Kleinfahrzeuge wie Mofas, Roller und Co. brauchen in puncto Wasserstoff eine Sonderbehandlung: Denn sie können nicht einfach Wasserstoff-Tankstellen anfahren und das Gas tanken – der Druckstoß wäre zu groß. Denn üblicherweise wird der Wasserstoff mit 700-fachem Atmosphären­druck in die Drucktanks der Fahrzeuge gepresst. Auf Systemebene lassen sich außerdem mit kleinen Hochdrucktanks nur unzureichende Speicherdichten erreichen. Das Fraunhofer-Institut für Fertigungstechnik und Angewandte Materialforschung IFAM in Dresden hat dazu jetzt eine sogenannte PowerPaste entwickelt, die auf dem Feststoff Magnesiumhydrid basiert.

Wasserstoffantriebe für E-Scooter und Co.: TRL5-Demonstrator eines Stromgenerators mit eingelegter POWERPASTE-Kartusche und 100 W-PEM-Brennstoffzelle – Foto © Fraunhofer IFAM

Statt eine Tankstelle anzusteuern, wechselt der Roller-Fahrer einfach die entsprechende Kartusche und tankt Wasser – fertig. „Mit der PowerPaste lässt sich Wasserstoff bei Raumtemperatur und Umgebungsdruck chemisch speichern“, konkretisiert Marcus Vogt, Wissenschaftler am Fraunhofer IFAM. Das ist auch dann unkritisch, wenn der Roller bei sommerlicher Hitze stundenlang in der Sonne steht, denn die PowerPaste zersetzt sich erst oberhalb von etwa 250 Grad Celsius. Auch für größere Fahrzeuge hat die PowerPaste Sinn – und zwar überall dort, wo die Infrastruktur in Form von Wasserstofftankstellen fehlt. Für den Betrieb befördert ein Stempel die PowerPaste aus einer Kartusche heraus. Die Menge wird dabei dem Bedarf der Brennstoffzelle angepasst. Aus einem Wassertank wird Wasser zugegeben und dabei entsteht Wasserstoff. Wie beim Schiffsantrieb HyMethShip stammt die Hälfe des Wasserstoffs aus dem Wasser. „Die Energiespeicherdichte der PowerPaste ist daher enorm: Sie ist wesentlich höher als in einem 700-bar-Drucktank. Verglichen mit Batterien hat sie sogar die zehnfache Energiespeicherdichte“, freut sich Vogt.
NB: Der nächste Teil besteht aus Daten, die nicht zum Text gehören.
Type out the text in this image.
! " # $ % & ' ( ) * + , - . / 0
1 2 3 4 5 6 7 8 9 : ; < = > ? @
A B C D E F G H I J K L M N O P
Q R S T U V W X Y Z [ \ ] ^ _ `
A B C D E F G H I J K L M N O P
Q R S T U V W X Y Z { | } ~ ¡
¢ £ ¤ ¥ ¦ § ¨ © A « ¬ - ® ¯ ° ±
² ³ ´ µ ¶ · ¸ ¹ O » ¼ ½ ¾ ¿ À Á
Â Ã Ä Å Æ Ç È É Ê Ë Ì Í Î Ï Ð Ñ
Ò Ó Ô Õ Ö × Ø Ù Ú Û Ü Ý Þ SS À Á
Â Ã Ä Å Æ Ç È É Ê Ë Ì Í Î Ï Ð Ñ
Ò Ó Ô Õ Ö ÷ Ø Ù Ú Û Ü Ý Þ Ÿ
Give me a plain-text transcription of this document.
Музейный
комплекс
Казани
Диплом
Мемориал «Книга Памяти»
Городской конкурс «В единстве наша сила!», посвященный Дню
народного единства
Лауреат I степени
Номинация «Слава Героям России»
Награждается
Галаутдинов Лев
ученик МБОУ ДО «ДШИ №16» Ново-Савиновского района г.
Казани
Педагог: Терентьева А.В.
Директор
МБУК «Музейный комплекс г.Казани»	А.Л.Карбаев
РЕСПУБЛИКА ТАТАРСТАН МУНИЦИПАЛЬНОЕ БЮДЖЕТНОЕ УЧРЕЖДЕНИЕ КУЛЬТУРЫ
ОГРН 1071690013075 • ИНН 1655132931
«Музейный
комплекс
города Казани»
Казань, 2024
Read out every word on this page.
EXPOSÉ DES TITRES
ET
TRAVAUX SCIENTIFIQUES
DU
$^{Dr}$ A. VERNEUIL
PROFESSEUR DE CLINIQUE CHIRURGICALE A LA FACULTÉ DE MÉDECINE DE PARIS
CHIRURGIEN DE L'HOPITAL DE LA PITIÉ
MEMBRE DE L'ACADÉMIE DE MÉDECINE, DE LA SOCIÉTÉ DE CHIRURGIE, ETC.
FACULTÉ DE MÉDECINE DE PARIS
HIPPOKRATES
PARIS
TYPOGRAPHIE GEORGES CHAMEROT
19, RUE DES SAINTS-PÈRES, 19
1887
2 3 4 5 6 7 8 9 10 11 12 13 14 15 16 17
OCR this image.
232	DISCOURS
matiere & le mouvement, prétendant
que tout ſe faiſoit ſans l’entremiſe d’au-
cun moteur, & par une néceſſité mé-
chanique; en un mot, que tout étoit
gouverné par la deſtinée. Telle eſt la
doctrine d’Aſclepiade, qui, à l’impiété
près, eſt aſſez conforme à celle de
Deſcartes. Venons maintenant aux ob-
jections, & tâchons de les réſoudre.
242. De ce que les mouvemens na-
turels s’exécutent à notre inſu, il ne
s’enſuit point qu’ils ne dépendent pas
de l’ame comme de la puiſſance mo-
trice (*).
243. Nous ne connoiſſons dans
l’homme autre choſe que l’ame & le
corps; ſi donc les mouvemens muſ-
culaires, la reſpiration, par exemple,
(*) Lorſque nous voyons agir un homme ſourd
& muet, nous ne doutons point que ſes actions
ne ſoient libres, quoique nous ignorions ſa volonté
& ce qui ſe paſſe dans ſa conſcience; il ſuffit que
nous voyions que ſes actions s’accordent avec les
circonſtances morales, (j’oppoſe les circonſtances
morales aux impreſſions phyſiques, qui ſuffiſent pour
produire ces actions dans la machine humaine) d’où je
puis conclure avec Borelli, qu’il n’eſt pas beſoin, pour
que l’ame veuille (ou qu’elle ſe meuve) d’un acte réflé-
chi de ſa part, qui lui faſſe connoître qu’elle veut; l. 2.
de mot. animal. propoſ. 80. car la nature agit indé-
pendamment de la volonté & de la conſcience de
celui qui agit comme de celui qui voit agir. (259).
Die POWERPASTE ist aber auch für Autos, Zustellfahrzeuge oder Range Extender – welche die Reichweite von Elektroautos erhöhen – interessant werden. Ja, selbst große Drohnen könnten ihre Reichweite mit der Wasserstoff-Paste deutlich erhöhen und so statt zwanzig Minuten auch mehrere Stunden in der Luft bleiben. Hilfreich ist das vor allem bei Inspektionsaufgaben, etwa bei der Überprüfung von Waldgebieten oder Stromleitungen. Eine Anwendung der etwas anderen Art bietet sich beim Camping: Hier kann die POWERPASTE via Brennstoffzelle Strom für Kaffeemaschine und Toaster bereitstellen.

Neben der großen Reichweite lässt sich die POWERPASTE auch dort einsetzen, wo eine solche Infrastruktur fehlt. Sprich: Wo es keine Wasserstofftankstellen gibt. Stattdessen könnte jede beliebige Tankstelle POWERPASTE in Kartuschen oder Kanistern anbieten. Denn die Paste ist fließfähig und pumpbar – sie kann daher auch über einen normalen Tankvorgang und vergleichsweise kostengünstige Abfüllanlagen getankt werden. Tankstellen könnten die POWERPASTE zunächst in kleineren Mengen, etwa aus einem Metallfass, anbieten und das Angebot entsprechend der Nachfrage ausweiten – mit Investitionskosten von einigen zehntausend Euro. Zum Vergleich: Tankstellen für gasförmigen Wasserstoff bei hohem Druck schlagen derzeit mit etwa ein bis zwei Millionen Euro pro Zapfsäule zu Buche. Auch der Transport der Paste gestaltet sich kostengünstig: Schließlich sind aufwändige Drucktanks oder sehr kalter, flüssiger Wasserstoff nicht nötig.

  • POWERPASTE ist eine vom Fraunhofer IFAM erfundene und entwickelte Substanz zur Wasserstoffspeicherung mit ultrahoher Kapazität für PEM-Brennstoffzellenanwendungen.
  • POWERPASTE setzt bei Kontakt mit Wasser Wasserstoff frei und verzeichnet eine Wasserstoffkapazität von etwa 10 Masse-% (d.h. 10 kg POWERPASTE ? 1 kg Wasserstoff). Dies entspricht einer spezifischen Energie von 1,6 kWhel/kg und einer Energiedichte von 1,9 kWh/Liter, also etwa der 10-fachen Kapazität von Li-Ionen-Batterien.
  • Die POWERPASTE-Technologie ist zum Patent angemeldet und bietet viele Vorteile gegenüber anderen Energiespeichertechnologien, insbesondere im Leistungsbereich von 100 W bis 10 kW.

Am Fraunhofer-Projektzentrum für Energiespeicher und Systeme ZESS baut das Fraunhofer IFAM derzeit eine Produktionsanlage für die PowerPaste auf. 2021 soll sie eröffnet werden und dann bis zu vier Tonnen Power Paste pro Jahr produzieren.